Стихотворение Моршена выявляет незабываемо русскую сущность, тесно переплетенную с опытом диаспоры. Растущее преобладание в более поздних антологиях аллюзий, отсылающих к русской литературе, и ссылок на русский язык как на неосязаемый, но вечный источник идентичности и преемственности, возможно, просто отражает предпочтения отдельных составителей. С другой стороны, это может означать, что по мере того, как диаспора становится все более утвердившейся, теряет связь с Россией, которую можно было бы назвать «домом», и накапливает обширный репертуар поэзии, созданный в диаспоре, источник чувства коллективной идентичности смещается в сторону общей культуры, которая дополняет корни, пущенные в новом доме, охватывая все сообщество, где бы оно ни находилось.
Как следует из анализа рассмотренных пяти антологий, что бы ни пытались утверждать некоторые составители в своих предисловиях о неослабевающем восприятии России как некоего национального образования, все же поэтические произведения, которые они собрали воедино, указывают на более личное и не столь четко выраженное понимание поэтами русского зарубежья своих взаимоотношений с русским домом, состоящим из воспоминаний и общей культуры.
Литературное наследие диаспоры пришло в Россию в 1990‐х годах и стало частью лавины менее известных литературных текстов XX века, ошеломившей читателей своим напором. Именно в тот момент, после отмены цензуры все было готово для пересмотра литературного канона. Массовое появление текстов из‐за рубежа, литература андеграунда и архивы сыграли свою роль в требовании переоценки русской идентичности в новом постсоветском мире. С самого начала литература русского зарубежья была воспринята с ностальгией как наследие дореволюционной «исходной традиции» и стала для консервативных националистов выражением имперской России410
. Запоздалое знакомство с поэзией русской диаспоры можно рассматривать как возможность возобновить связи с частью литературной традиции, не пострадавшей от притеснений в советский период, и познакомиться со своего рода подлинной русской идентичностью, существовавшей до революции.
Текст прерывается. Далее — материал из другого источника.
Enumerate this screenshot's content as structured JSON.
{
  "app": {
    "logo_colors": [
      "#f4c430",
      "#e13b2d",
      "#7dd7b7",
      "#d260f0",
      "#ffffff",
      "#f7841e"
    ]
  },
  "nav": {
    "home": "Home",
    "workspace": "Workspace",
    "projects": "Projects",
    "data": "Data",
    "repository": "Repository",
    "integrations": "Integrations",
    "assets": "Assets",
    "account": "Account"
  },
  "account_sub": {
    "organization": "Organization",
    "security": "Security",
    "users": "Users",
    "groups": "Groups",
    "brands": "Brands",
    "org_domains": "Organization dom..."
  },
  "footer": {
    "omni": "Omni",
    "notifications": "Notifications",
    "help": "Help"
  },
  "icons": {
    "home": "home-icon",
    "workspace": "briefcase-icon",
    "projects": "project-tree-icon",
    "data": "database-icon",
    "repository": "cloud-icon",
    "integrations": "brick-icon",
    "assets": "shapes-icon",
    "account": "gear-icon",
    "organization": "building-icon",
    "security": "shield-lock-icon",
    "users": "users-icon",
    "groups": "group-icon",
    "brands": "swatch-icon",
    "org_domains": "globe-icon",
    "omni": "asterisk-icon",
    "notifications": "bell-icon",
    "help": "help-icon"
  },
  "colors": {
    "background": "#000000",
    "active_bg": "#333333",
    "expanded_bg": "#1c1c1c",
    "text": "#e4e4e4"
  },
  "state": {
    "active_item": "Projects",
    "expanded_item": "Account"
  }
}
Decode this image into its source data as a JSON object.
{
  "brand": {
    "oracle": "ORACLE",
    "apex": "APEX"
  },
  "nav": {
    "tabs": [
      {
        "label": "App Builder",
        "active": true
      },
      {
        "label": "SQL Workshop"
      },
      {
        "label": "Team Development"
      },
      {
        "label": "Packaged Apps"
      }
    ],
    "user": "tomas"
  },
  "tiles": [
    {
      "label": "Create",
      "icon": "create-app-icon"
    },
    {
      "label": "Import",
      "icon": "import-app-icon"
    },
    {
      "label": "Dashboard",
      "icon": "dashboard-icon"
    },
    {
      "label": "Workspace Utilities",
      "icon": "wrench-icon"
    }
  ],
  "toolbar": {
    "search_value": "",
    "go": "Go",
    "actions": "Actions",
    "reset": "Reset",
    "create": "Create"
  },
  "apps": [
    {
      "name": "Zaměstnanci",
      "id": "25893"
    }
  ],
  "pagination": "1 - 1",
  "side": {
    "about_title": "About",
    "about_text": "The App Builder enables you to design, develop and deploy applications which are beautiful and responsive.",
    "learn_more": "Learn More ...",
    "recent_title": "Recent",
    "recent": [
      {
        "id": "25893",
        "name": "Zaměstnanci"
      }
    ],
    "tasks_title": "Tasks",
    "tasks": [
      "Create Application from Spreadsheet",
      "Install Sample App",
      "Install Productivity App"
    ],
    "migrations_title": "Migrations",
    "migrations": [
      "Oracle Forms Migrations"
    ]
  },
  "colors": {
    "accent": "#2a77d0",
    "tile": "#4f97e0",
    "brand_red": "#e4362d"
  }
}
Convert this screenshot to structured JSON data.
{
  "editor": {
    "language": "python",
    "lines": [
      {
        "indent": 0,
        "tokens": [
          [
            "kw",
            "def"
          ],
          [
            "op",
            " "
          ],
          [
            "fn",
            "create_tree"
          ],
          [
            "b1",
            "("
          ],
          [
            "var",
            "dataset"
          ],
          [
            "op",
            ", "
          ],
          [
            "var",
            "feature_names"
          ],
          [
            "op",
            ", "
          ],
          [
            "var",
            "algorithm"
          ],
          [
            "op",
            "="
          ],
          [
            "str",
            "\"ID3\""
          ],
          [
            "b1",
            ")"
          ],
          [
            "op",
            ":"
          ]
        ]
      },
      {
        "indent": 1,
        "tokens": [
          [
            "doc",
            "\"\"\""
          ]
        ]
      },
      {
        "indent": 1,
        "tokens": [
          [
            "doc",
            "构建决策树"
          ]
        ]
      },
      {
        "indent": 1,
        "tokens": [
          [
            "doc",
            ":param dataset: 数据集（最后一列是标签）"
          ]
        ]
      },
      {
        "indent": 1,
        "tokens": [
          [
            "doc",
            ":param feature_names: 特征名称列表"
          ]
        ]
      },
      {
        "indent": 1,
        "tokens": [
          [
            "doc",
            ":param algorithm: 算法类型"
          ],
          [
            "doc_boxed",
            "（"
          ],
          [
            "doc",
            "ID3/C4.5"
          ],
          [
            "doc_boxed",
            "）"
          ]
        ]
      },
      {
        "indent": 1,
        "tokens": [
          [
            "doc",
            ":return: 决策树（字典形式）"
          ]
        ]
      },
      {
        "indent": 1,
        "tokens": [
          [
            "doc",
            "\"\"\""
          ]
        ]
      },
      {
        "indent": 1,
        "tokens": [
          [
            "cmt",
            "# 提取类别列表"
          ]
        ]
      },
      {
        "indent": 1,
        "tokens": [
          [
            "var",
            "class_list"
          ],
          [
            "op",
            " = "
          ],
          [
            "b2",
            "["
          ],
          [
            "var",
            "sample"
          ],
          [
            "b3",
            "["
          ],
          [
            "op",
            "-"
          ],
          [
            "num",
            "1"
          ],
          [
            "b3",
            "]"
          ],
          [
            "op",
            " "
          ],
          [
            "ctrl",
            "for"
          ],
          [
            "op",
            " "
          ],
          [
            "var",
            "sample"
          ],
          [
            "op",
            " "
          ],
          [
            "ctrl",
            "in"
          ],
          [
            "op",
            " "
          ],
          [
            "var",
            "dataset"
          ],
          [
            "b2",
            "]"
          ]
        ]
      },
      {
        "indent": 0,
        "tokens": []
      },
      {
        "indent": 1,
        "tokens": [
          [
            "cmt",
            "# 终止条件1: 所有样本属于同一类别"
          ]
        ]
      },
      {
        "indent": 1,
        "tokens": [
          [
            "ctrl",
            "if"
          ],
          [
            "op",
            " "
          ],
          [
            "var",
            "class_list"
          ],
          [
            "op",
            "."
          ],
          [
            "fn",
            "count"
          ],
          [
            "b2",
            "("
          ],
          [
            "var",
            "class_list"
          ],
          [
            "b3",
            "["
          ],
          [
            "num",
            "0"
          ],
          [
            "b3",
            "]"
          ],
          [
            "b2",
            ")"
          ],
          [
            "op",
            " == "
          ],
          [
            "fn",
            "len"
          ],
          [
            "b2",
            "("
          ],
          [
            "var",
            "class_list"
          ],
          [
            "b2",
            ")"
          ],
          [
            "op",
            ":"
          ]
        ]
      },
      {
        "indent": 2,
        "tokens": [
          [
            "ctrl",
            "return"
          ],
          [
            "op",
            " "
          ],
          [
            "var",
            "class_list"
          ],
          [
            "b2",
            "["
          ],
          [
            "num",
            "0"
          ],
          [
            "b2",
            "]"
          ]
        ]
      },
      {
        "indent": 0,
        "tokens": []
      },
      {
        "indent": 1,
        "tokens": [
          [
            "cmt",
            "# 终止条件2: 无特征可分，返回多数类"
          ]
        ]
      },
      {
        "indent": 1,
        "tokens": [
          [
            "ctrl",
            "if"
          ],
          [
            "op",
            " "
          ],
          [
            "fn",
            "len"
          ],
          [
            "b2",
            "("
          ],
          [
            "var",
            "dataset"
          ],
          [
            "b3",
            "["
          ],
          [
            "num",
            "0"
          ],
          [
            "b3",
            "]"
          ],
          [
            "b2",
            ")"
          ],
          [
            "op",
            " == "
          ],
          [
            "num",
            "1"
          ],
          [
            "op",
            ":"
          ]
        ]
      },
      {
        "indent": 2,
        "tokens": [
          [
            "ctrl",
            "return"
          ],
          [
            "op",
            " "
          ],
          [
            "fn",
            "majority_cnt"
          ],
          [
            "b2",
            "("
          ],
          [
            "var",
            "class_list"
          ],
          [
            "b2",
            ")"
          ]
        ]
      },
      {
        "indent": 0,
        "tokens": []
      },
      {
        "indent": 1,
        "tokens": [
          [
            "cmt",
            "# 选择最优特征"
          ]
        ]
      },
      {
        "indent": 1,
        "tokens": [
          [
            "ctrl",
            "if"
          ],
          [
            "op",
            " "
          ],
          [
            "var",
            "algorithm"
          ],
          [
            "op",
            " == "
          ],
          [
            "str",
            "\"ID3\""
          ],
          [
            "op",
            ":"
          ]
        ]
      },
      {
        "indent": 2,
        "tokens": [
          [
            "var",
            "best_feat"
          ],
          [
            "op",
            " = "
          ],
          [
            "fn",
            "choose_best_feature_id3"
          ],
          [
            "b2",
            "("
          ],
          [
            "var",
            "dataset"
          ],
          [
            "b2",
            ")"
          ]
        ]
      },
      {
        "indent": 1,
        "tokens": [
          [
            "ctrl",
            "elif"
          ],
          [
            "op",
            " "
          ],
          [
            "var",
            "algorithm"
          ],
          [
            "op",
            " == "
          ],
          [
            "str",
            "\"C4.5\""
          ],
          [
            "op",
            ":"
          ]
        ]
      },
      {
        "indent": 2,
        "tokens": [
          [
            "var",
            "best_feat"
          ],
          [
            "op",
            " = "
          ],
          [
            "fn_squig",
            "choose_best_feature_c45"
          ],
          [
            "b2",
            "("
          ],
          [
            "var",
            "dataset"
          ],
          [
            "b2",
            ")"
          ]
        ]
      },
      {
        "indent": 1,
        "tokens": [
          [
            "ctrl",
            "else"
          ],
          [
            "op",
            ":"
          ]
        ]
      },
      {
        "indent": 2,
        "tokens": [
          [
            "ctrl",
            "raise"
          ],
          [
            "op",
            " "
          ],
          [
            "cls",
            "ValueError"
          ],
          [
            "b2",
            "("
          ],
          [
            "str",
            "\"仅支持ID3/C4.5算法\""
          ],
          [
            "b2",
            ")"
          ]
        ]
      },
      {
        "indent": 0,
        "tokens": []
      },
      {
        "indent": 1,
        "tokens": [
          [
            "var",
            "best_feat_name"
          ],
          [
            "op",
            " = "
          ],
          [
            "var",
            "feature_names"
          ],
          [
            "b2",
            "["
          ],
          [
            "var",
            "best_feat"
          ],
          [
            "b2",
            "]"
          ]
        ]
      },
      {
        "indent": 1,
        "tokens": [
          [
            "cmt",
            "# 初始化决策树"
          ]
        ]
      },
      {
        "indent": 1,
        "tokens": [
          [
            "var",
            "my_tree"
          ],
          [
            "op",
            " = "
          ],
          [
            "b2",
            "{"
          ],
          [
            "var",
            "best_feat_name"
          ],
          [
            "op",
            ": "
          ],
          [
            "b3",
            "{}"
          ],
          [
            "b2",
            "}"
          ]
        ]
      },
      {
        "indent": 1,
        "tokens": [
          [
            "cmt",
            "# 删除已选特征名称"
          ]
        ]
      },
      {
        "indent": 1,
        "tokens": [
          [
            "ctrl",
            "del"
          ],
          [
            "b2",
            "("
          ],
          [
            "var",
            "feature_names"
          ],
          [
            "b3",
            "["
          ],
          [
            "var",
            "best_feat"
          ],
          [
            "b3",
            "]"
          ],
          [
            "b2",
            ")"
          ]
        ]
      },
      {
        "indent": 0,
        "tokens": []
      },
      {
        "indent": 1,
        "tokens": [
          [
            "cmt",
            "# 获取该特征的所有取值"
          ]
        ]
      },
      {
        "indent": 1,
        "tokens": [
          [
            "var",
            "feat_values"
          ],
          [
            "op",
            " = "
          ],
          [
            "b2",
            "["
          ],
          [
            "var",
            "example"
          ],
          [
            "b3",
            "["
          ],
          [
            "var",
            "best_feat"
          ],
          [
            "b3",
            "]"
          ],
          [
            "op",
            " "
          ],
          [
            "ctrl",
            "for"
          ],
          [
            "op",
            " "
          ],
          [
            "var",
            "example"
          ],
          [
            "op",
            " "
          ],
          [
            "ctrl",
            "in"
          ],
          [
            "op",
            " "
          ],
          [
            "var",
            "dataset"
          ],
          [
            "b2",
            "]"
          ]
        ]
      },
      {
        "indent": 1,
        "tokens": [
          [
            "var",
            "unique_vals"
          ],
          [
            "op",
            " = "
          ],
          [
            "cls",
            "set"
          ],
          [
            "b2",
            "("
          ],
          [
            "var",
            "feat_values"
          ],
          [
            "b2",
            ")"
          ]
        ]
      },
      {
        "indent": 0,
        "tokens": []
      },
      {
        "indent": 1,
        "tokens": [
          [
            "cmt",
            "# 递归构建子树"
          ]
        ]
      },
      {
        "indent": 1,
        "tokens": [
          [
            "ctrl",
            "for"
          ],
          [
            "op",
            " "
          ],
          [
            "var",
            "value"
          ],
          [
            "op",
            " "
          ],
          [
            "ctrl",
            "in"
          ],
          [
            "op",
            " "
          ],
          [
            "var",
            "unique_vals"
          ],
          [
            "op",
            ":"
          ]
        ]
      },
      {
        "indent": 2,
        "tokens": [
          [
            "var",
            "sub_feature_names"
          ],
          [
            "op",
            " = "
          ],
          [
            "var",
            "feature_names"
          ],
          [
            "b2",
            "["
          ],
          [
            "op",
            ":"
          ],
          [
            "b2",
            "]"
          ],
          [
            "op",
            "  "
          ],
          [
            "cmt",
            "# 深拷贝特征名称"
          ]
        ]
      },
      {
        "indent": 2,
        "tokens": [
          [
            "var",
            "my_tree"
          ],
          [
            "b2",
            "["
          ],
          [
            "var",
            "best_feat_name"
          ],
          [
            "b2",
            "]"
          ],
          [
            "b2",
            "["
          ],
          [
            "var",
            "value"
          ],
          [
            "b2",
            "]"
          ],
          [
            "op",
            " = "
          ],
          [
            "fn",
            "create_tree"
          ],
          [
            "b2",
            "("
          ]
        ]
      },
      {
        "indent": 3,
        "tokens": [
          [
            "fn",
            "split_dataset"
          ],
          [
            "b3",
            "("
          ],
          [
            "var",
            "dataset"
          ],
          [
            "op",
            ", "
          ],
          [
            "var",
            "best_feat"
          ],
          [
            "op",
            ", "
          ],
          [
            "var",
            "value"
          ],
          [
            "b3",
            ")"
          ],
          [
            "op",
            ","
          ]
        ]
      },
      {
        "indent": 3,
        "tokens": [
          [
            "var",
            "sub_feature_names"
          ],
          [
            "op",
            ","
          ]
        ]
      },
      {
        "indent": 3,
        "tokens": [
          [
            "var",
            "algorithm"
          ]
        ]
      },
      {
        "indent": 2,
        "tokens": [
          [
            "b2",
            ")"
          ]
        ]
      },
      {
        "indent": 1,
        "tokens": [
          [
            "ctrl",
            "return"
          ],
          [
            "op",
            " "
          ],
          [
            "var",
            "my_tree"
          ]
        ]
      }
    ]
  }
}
Подобная идея основывалась на вере в то, что русская поэзия за рубежом пребывала в некой неизменной и не подверженной иным влияниям среде и что, сохраненная в таком виде, она будет использована после своего окончательного возвращения на родину. Вадим Крейд в предисловии к составленной им антологии «Вернуться в Россию – стихами», опубликованной в 1995 году, описывает подобную ситуацию, в которой поэзия «десятилетиями жила в условиях полной творческой свободы в абсолютно безразличной чужой среде, без внешних стимулов, без поддержки», но несмотря ни на что оставалась «вдохновенной, плодотворной, плодовитой!»411Как выяснилось, открытие поэзии русского зарубежья могло иметь особо важное значение для русских читателей в постсоветский период, вовсе не благодаря ее предполагаемой связи с «истинной», но исчезнувшей Россией, а вследствие ее появления в атмосфере внезапных перемен и лишений. Подобно эмигрантам, покинувшим Россию после Октябрьской революции 1917 года, читатели, жившие в России после 1991-го, столкнулись с травмой утраты собственной страны и привычного образа жизни. Сергей Ушакин определяет утрату как основную характеристику постсоветского опыта: «Резкое разрушение некогда стабильной государственной инфраструктуры привело к бедности, утрате статуса или профессиональной дезориентации»412
. Затруднительное положение русских эмигрантов после 1917 года, согласно Наталье Старостиной, могло бы привести к необходимости приспосабливаться к новому языку, но в остальном было связано с многочисленными ситуациями неопределенности, аналогичными тем, с которыми столкнулось русское население в начале 90‐х годов прошлого столетия: «Эмиграция принесла с собой бедность, даже нищету, чуждую языковую среду, неопределенное будущее и, что самое ужасное, осознание невозможности возврата к прошлой жизни»413. Не следует забывать и о том, что некоторые этнические русские жители бывших советских республик сами были вынуждены эмигрировать из родной среды в место, которое одновременно было и не было их домом.